Figure 7. Centrosomes ensure uniqueness of symmetry breaking in C.elegans zygotes.

(A) spd-2(or293), spd-5(or213) or tbg-1(RNAi) embryos, as indicated, expressing RFP::NMY-2 (red), GFP::PAR-2 and GFP::SAS-7 (both green). Upper panels: DIC, lower panels: grey scale. (B) Quantification of GFP::PAR-2 distributions corresponding to (A). (C) Schematic showing experimental set up for (D) and (E). (D) fem-1(hc17) hermaphrodites expressing RFP::NMY-2 (red), GFP::PAR-2 and GFP::SAS-7 (both green) mated with such-1(t1668) males. Note lack of male pronucleus and of centriolar GFP::SAS-7. (E) Quantification of GFP::PAR-2 distributions corresponding to (D). (F) Schematic illustrating the experimental set-up of the centrosome laser ablation experiments. (G) Two embryos expressing GFP::PAR-2 and GFP::SAS-7 prior to laser ablation (t=-00:10), immediately after laser ablation of the centrosome (t = 00:00) and at pronuclear meeting (t = 09:40 and t = 10:30). (H) Quantification of GFP::PAR-2 distributions corresponding to (G). (I) air-1(RNAi) embryo expressing RFP::NMY-2 (red), GFP::PAR-2 and GFP::SAS-7 (both green) with sperm entry next to the maternal pronucleus. Dotted lines: pronuclei; arrows: centrosomes. (J) Quantification of GFP::PAR-2 distributions in air-1(RNAi) embryos with sperm entry next to maternal pronucleus ("anterior") or opposite from it ("posterior"). (K) Embryos expressing GBP::mCh::AIR-1 (RNAi-resistant, denoted R) and mCh::PAR-2, depleted of endogenous AIR-1 either alone (left panel) or together with SPD-2 (middle panel). Right panel: hermaphrodites depleted of endogenous AIR-1 and SPD-2 were mated with GFP::SAS-7 males; see schematic for a description of the experimental set up. Note that GBP::mCh::AIR-1(R) is not cortical in embryos depleted of SPD-2. (L) Quantification of mCh::PAR-2 distributions corresponding to (K).

Figure 7.

Figure 7—figure supplement 1. Embryos break symmetry in the absence of centrosomes.
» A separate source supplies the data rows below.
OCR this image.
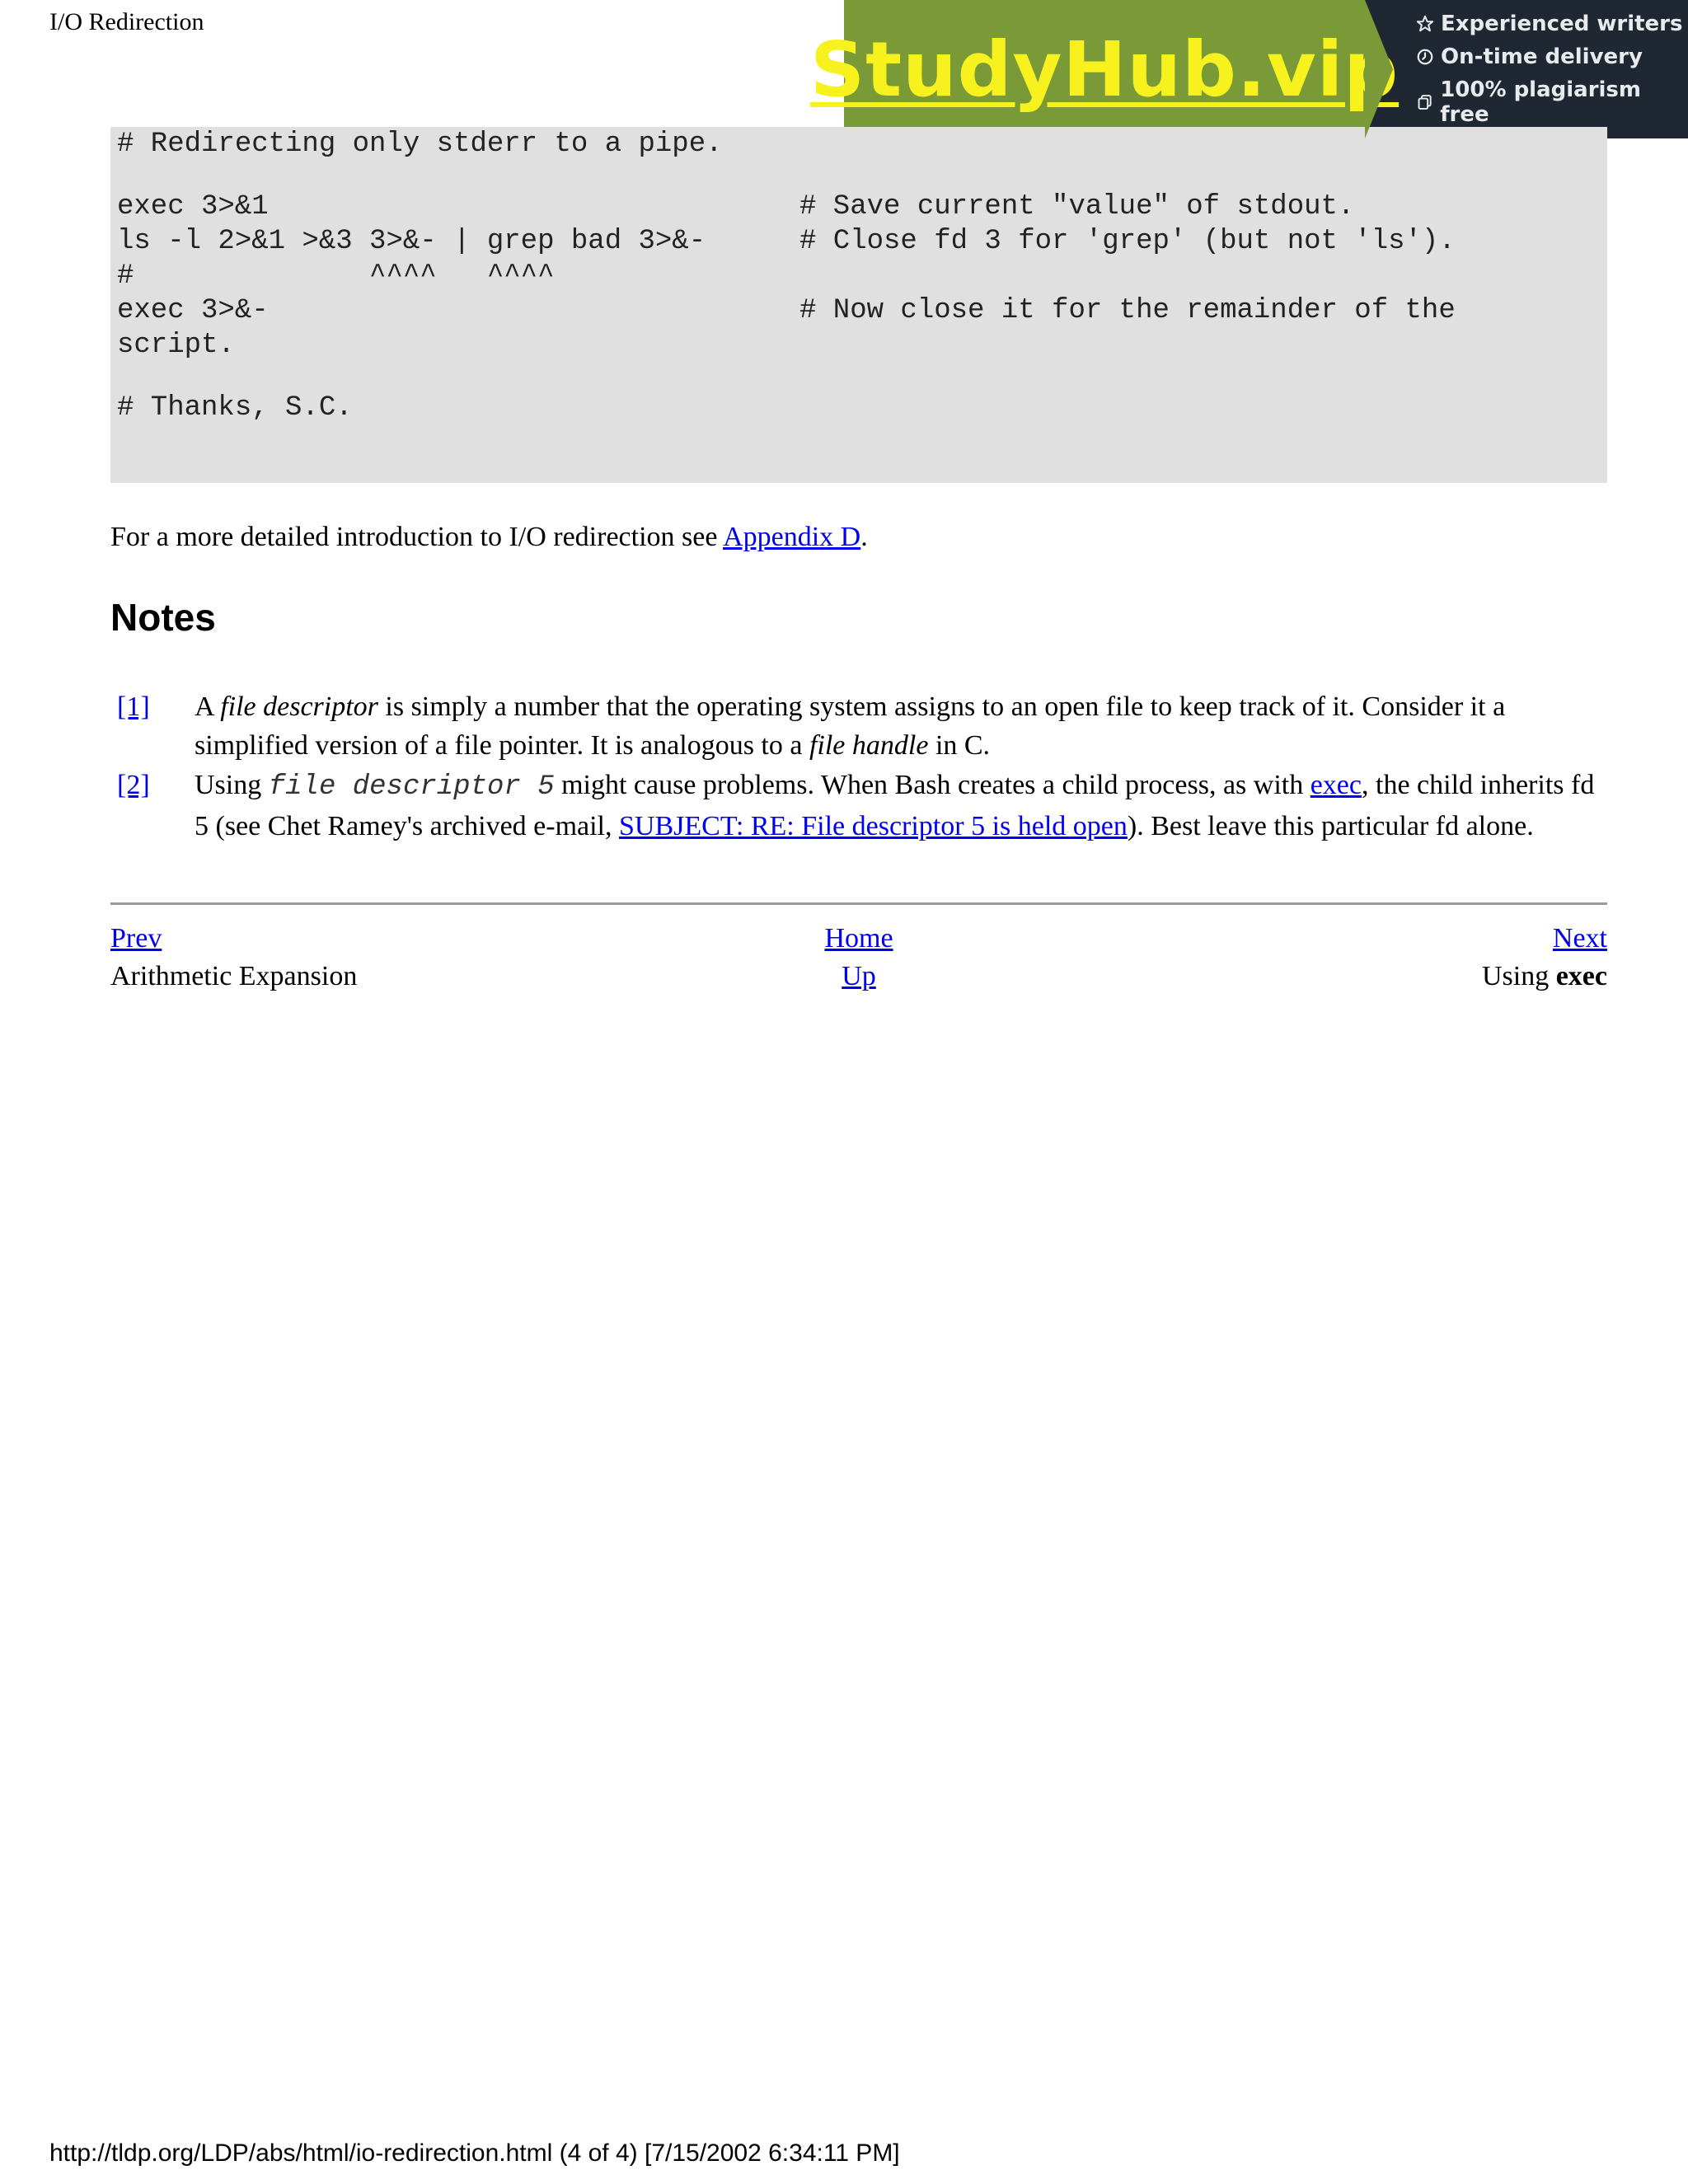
I/O Redirection
StudyHub.vip
Experienced writers
On-time delivery
100% plagiarism free
# Redirecting only stderr to a pipe.
exec 3>&1	# Save current "value" of stdout.
ls -l 2>&1 >&3 3>&- | grep bad 3>&-	# Close fd 3 for 'grep' (but not 'ls').
#              ^^^^   ^^^^
exec 3>&-	# Now close it for the remainder of the
script.
# Thanks, S.C.
For a more detailed introduction to I/O redirection see Appendix D.
Notes
[1] A file descriptor is simply a number that the operating system assigns to an open file to keep track of it. Consider it a simplified version of a file pointer. It is analogous to a file handle in C.
[2] Using file descriptor 5 might cause problems. When Bash creates a child process, as with exec, the child inherits fd 5 (see Chet Ramey's archived e-mail, SUBJECT: RE: File descriptor 5 is held open). Best leave this particular fd alone.
Prev	Home	Next
Arithmetic Expansion	Up	Using exec
http://tldp.org/LDP/abs/html/io-redirection.html (4 of 4) [7/15/2002 6:34:11 PM]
Figure 7—figure supplement 1.

(A) Distance of centrosomes to the PAR-2 initiation site in control and air-1(RNAi) embryos. N = 10 in each case. (B) Control or such-1(t1668) embryos expressing GFP::PAR-2 and GFP::SAS-7 fixed and stained with antibodies against AIR-1(red) and GFP (green). The zoom shows the centrioles in control embryos and their absence in a region where we would expect to find them in such-1(t1668) embryos. Note that the entire embryo was screened for centrioles. (C) Control embryo in which centrosome ablation was not successful; the centrosomal GFP::SAS-7 signal was only bleached and recovered thereafter in a focal manner, indicating that centrioles were spared. (D) Length of the posterior GFP::PAR-2 domain in embryos expressing GBP::mCh::AIR-1(RNAi -resistant), with depletion of endogenous AIR-1 alone or together with SPD-2, followed by mating with GFP::SAS-7 expressing males. ***p<0.001; Mann-Whitney-U test. Error bars = SD. (E) air-1(RNAi) spd-2(RNAi) embryo at the time of spindle formation expressing GBP::mCh::AIR-1 and mCh::PAR-2. Hermaphrodites were mated with males expressing GFP::SAS-7. Note defective spindle assembly.